You stop at a light and see three people sitting at a bus stop.
One is an elderly woman, shivering uncontrollably, clutching her cane as she coughs into a handkerchief.
One is an old friend you haven’t seen in years who once did you a huge favor.
One is the fantasized romantic partner of your dreams just waiting for you to come along.
You have a small convertible with only one passenger seat. To whom do you offer a ride?
Help the elderly lady? Repay the favor to your old friend? Meet your perfect mate?
If you have high emotional intelligence you’ll feel compelled to do all three.
Emotional Intelligence (EI) is a greater ability to recognize our own emotions and those of others, process this information quickly, and use it to adapt our behavior to various situations (like the bus stop example above).
The term was coined in 1964, but didn’t get much attention until 1995 when New York Times journalist Daniel Goleman wrote his bestseller, appropriately titled Emotional Intelligence (translated in 40 languages).
An expert on cognition and behavioral science, Goleman posits that EI is just as important as IQ (if not more so) for social and professional success.
He explains that EI is a learned skill that can be cultivated and refined over time, and is a key characteristic of leadership that drives optimal performance in the 21st century workplace.
As an example, emotional intelligence impacts income. Those with highly developed EIs are typically higher earners, averaging $29,000 more in annual earnings compared to those with underdeveloped EI. People with higher EI also have a higher net worth, travel more, and retire earlier.
You can train your brain to enhance your EI. Listen closely to what others are saying while carefully watching their eyes, body positioning, and facial expressions.

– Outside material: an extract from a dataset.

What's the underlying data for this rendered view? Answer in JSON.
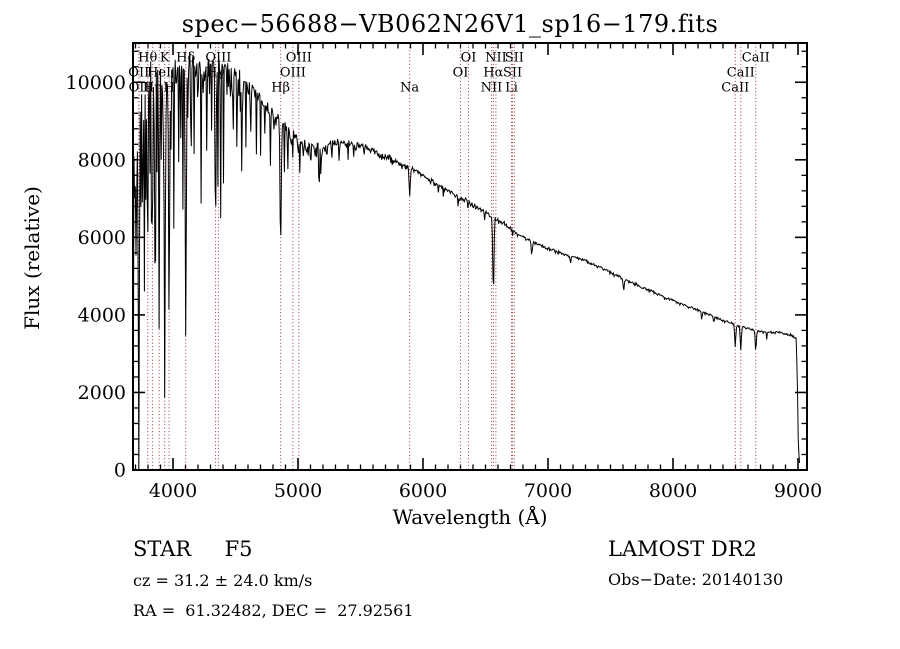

Be aware that what you’re hearing may be different from what they’re actually thinking. Being consistently conscious that one’s words might not reflect their true thoughts not only helps you decipher their real intentions, it trains you to do it naturally and intuitively in the future.
Over the last two decades, emotional intelligence has increasingly been referred to as “the new smart.”
EI is the new smart because it makes us more sensitive to situations and more inclined to find win-win solutions that work for everyone. It also helps us make better decisions because we are more understanding of the wants and needs of those around us.
Now, think back to the bus stop story. You want to help the elderly lady. You want to return the favor to the old friend. You also want to meet your future partner. How would you handle the situation?
If you have high EI, you’ll struggle. You’ll have a hard time settling, not achieving all three goals. It will drive you nuts. So you’ll force yourself to think: How can I do it all?
That’s why someone with high EI is more likely to solve the dilemma. What’s the solution?
Give up your warm and toasty driver’s seat to your friend if he agrees to drive the elderly lady home while you wait at the bus stop and start a conversation with the mate of your dreams. Your friend will come back and pick you up, at which point you can drive him home too. You did it all.
How high is your EI?
Remember, the new smart is in the heart.